Wo steht was man alles fürs Selber entwickeln braucht ( außer nem dunklen Raum  ) und wie das geht?

Das würd mich jetzt mal interessieren. Weil mit Digicam ist das ja einfach. Stecker rein, 3 x klick, Stecker raus


----------



## shiver (14. September 2002)

zum entwickeln nur film, entwickler-dosen, entwickler-flüssigkeit, fixierer, wasser, spülmittel, dunkler raum..

wenn du später dann abzüge machen willst, filmpapier in unterschiedlichen gradiationsstufen, nen vergrößerer, entwickler, wasser, fixierer, das selbe dunkle zimmer


----------



## Sebastian Wramba (14. September 2002)

Ah danke.
Jetzt nur noch ne Anleitung und es wär perfekt. 
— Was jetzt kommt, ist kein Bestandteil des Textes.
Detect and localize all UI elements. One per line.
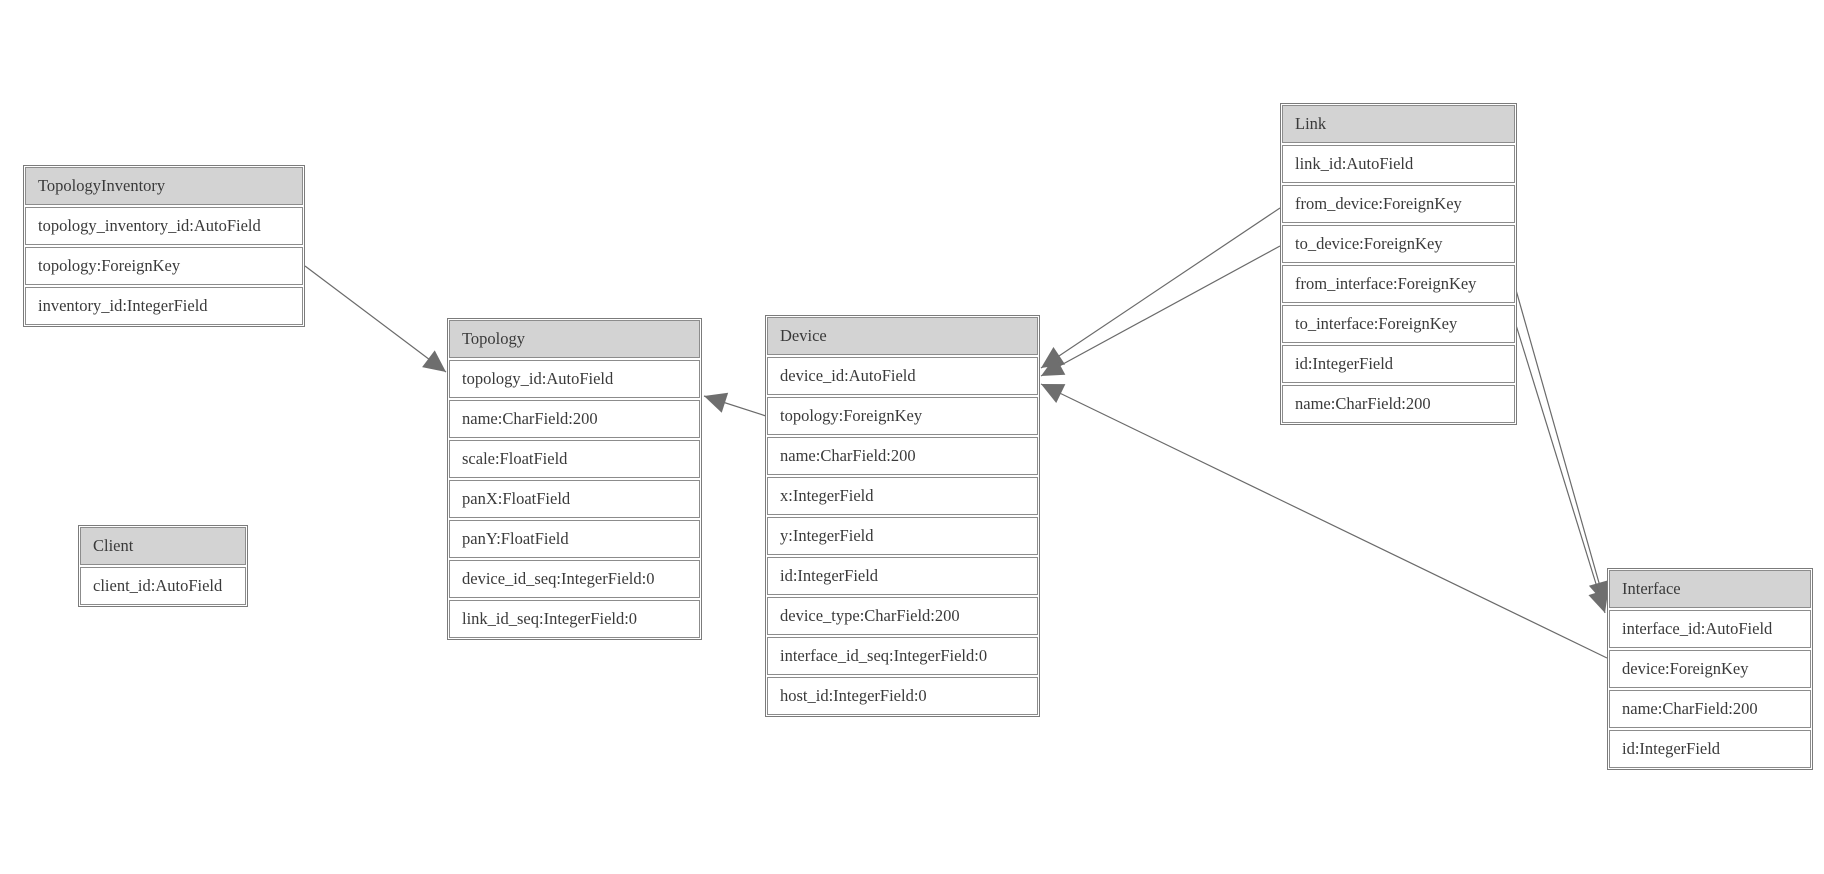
entity-field-row: scale:FloatField [449,440,700,478]
entity-field-row: y:IntegerField [767,517,1038,555]
entity-field-row: device_id_seq:IntegerField:0 [449,560,700,598]
entity-field-row: link_id:AutoField [1282,145,1515,183]
entity-field-row: interface_id:AutoField [1609,610,1811,648]
edge-Link.from_interface-to-Interface.interface_id [1515,289,1610,605]
entity-title: TopologyInventory [25,167,303,205]
entity-title: Device [767,317,1038,355]
entity-field-row: to_device:ForeignKey [1282,225,1515,263]
entity-field-row: to_interface:ForeignKey [1282,305,1515,343]
entity-field-row: panY:FloatField [449,520,700,558]
entity-field-row: topology:ForeignKey [767,397,1038,435]
entity-field-row: host_id:IntegerField:0 [767,677,1038,715]
entity-field-row: name:CharField:200 [767,437,1038,475]
entity-title: Client [80,527,246,565]
entity-field-row: topology_id:AutoField [449,360,700,398]
edge-Interface.device-to-Device.device_id [1040,383,1608,659]
entity-field-row: interface_id_seq:IntegerField:0 [767,637,1038,675]
entity-field-row: device:ForeignKey [1609,650,1811,688]
entity-field-row: id:IntegerField [1609,730,1811,768]
entity-title: Interface [1609,570,1811,608]
entity-field-row: device_id:AutoField [767,357,1038,395]
entity-field-row: name:CharField:200 [449,400,700,438]
entity-title: Link [1282,105,1515,143]
edge-Device.topology-to-Topology.topology_id [703,392,767,417]
entity-field-row: topology:ForeignKey [25,247,303,285]
edge-Link.to_interface-to-Interface.interface_id [1515,324,1609,614]
entity-field-row: x:IntegerField [767,477,1038,515]
entity-field-row: from_device:ForeignKey [1282,185,1515,223]
edge-Link.to_device-to-Device.device_id [1040,245,1281,377]
entity-field-row: device_type:CharField:200 [767,597,1038,635]
entity-field-row: from_interface:ForeignKey [1282,265,1515,303]
entity-field-row: name:CharField:200 [1609,690,1811,728]
entity-field-row: inventory_id:IntegerField [25,287,303,325]
entity-field-row: id:IntegerField [767,557,1038,595]
edge-Link.from_device-to-Device.device_id [1040,207,1281,369]
entity-field-row: topology_inventory_id:AutoField [25,207,303,245]
entity-title: Topology [449,320,700,358]
entity-field-row: id:IntegerField [1282,345,1515,383]
entity-field-row: name:CharField:200 [1282,385,1515,423]
entity-field-row: client_id:AutoField [80,567,246,605]
entity-field-row: link_id_seq:IntegerField:0 [449,600,700,638]
edge-TopologyInventory.topology-to-Topology.topology_id [304,265,447,373]
entity-field-row: panX:FloatField [449,480,700,518]
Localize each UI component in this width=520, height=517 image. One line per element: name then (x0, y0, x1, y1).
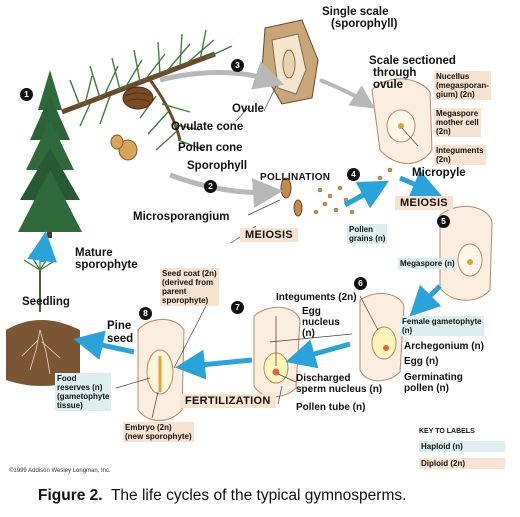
megaspore-box: Megaspore (n) (398, 258, 457, 269)
archegonium-label: Archegonium (n) (404, 341, 484, 352)
single-scale-illustration (261, 19, 319, 105)
sporophyll-paren-label: (sporophyll) (331, 18, 398, 30)
ovule-section-illustration (371, 78, 433, 164)
figure-caption: Figure 2. The life cycles of the typical… (38, 487, 406, 505)
pine-branch-illustration (61, 29, 233, 161)
step-8-badge: 8 (139, 307, 152, 320)
sporophyte-label: sporophyte (75, 259, 138, 271)
key-haploid: Haploid (n) (419, 441, 505, 452)
step-4-badge: 4 (347, 168, 360, 181)
discharged-sperm-label: Discharged sperm nucleus (n) (296, 373, 383, 395)
ovule2-label: ovule (373, 79, 404, 91)
egg-label: Egg (n) (404, 356, 439, 367)
arrow-meiosis (399, 170, 442, 198)
arrow-8 (73, 330, 135, 360)
micropyle-label: Micropyle (412, 167, 466, 179)
egg-nucleus-label: Egg nucleus (n) (302, 306, 340, 339)
seed-coat-box: Seed coat (2n) (derived from parent spor… (160, 268, 219, 306)
step-7-badge: 7 (231, 301, 244, 314)
step-3-badge: 3 (231, 59, 244, 72)
ovule-label: Ovule (232, 103, 264, 115)
arrow-4 (343, 180, 390, 209)
germinating-pollen-label: Germinating pollen (n) (404, 372, 463, 394)
copyright-text: ©1999 Addison Wesley Longman, Inc. (9, 468, 111, 474)
seed-label: seed (107, 333, 134, 345)
step-5-badge: 5 (437, 215, 450, 228)
arrow-scale (319, 78, 375, 109)
pine-seed-illustration (137, 319, 185, 421)
leader-lines (115, 85, 419, 419)
sporophyll-label: Sporophyll (187, 160, 248, 172)
step-1-badge: 1 (20, 88, 33, 101)
single-scale-label: Single scale (322, 6, 389, 18)
integuments-box: Integuments (2n) (434, 145, 486, 165)
megaspore-ovule-illustration (439, 205, 493, 301)
step-6-badge: 6 (354, 277, 367, 290)
ovulate-cone-label: Ovulate cone (171, 121, 244, 133)
fertilization-box: FERTILIZATION (180, 394, 276, 408)
meiosis-box-1: MEIOSIS (240, 228, 298, 242)
meiosis-box-2: MEIOSIS (395, 196, 453, 210)
pollen-tube-label: Pollen tube (n) (296, 402, 366, 413)
female-gametophyte-ovule-illustration (359, 292, 405, 382)
key-haploid-label: Haploid (n) (421, 442, 463, 451)
caption-text: The life cycles of the typical gymnosper… (102, 487, 407, 504)
pine-label: Pine (107, 320, 132, 332)
arrow-3 (159, 61, 285, 90)
microsporangium-label: Microsporangium (133, 211, 230, 223)
nucellus-box: Nucellus (megasporan- gium) (2n) (434, 71, 491, 100)
mature-label: Mature (75, 247, 113, 259)
embryo-box: Embryo (2n) (new sporophyte) (123, 422, 194, 442)
food-reserves-box: Food reserves (n) (gametophyte tissue) (55, 373, 112, 411)
pollen-grains-box: Pollen grains (n) (347, 224, 388, 244)
arrow-seedling (27, 231, 58, 263)
pollination-label: POLLINATION (260, 172, 331, 183)
female-gametophyte-box: Female gametophyte (n) (400, 316, 484, 336)
arrow-5 (409, 284, 442, 317)
key-diploid-label: Diploid (2n) (421, 459, 465, 468)
arrow-2 (169, 172, 283, 209)
sporophyll-illustration (280, 177, 303, 217)
seedling-label: Seedling (22, 296, 70, 308)
key-title: KEY TO LABELS (419, 428, 475, 435)
arrow-6 (285, 339, 351, 369)
pine-tree-illustration (18, 70, 82, 238)
scale-sectioned-label: Scale sectioned (369, 55, 456, 67)
step-2-badge: 2 (204, 180, 217, 193)
seedling-illustration (6, 252, 80, 386)
megaspore-mother-cell-box: Megaspore mother cell (2n) (434, 108, 481, 137)
integuments-top-label: Integuments (2n) (276, 292, 357, 303)
fertilization-ovule-illustration (253, 306, 301, 398)
arrow-7 (175, 349, 253, 380)
caption-figure-number: Figure 2. (38, 487, 103, 504)
pollen-cone-label: Pollen cone (178, 142, 243, 154)
key-diploid: Diploid (2n) (419, 458, 505, 469)
through-label: through (373, 67, 417, 79)
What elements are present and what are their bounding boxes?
Ich denke, ich werde mich mal der Hobbyfotografie widmen. Später, wenn ich mal etwas mehr Geld verdiene.
Und nen eigenen dunklen Raum ausbauen darf


----------



## shiver (14. September 2002)

rein in die dunkelkammer, entwicklungszeit des films in der liste oder im beipackzettel des entwicklers ablesen.

licht aus, filmdose aufknacken. film auf spule wickeln, in wasserdichte dose fürs entwickeln rein.
entwicklerflüssigkeit dazu schütten, dann kippen im angegebenen rhytmus.
dann wässern, dann fixieren, wieder wässern.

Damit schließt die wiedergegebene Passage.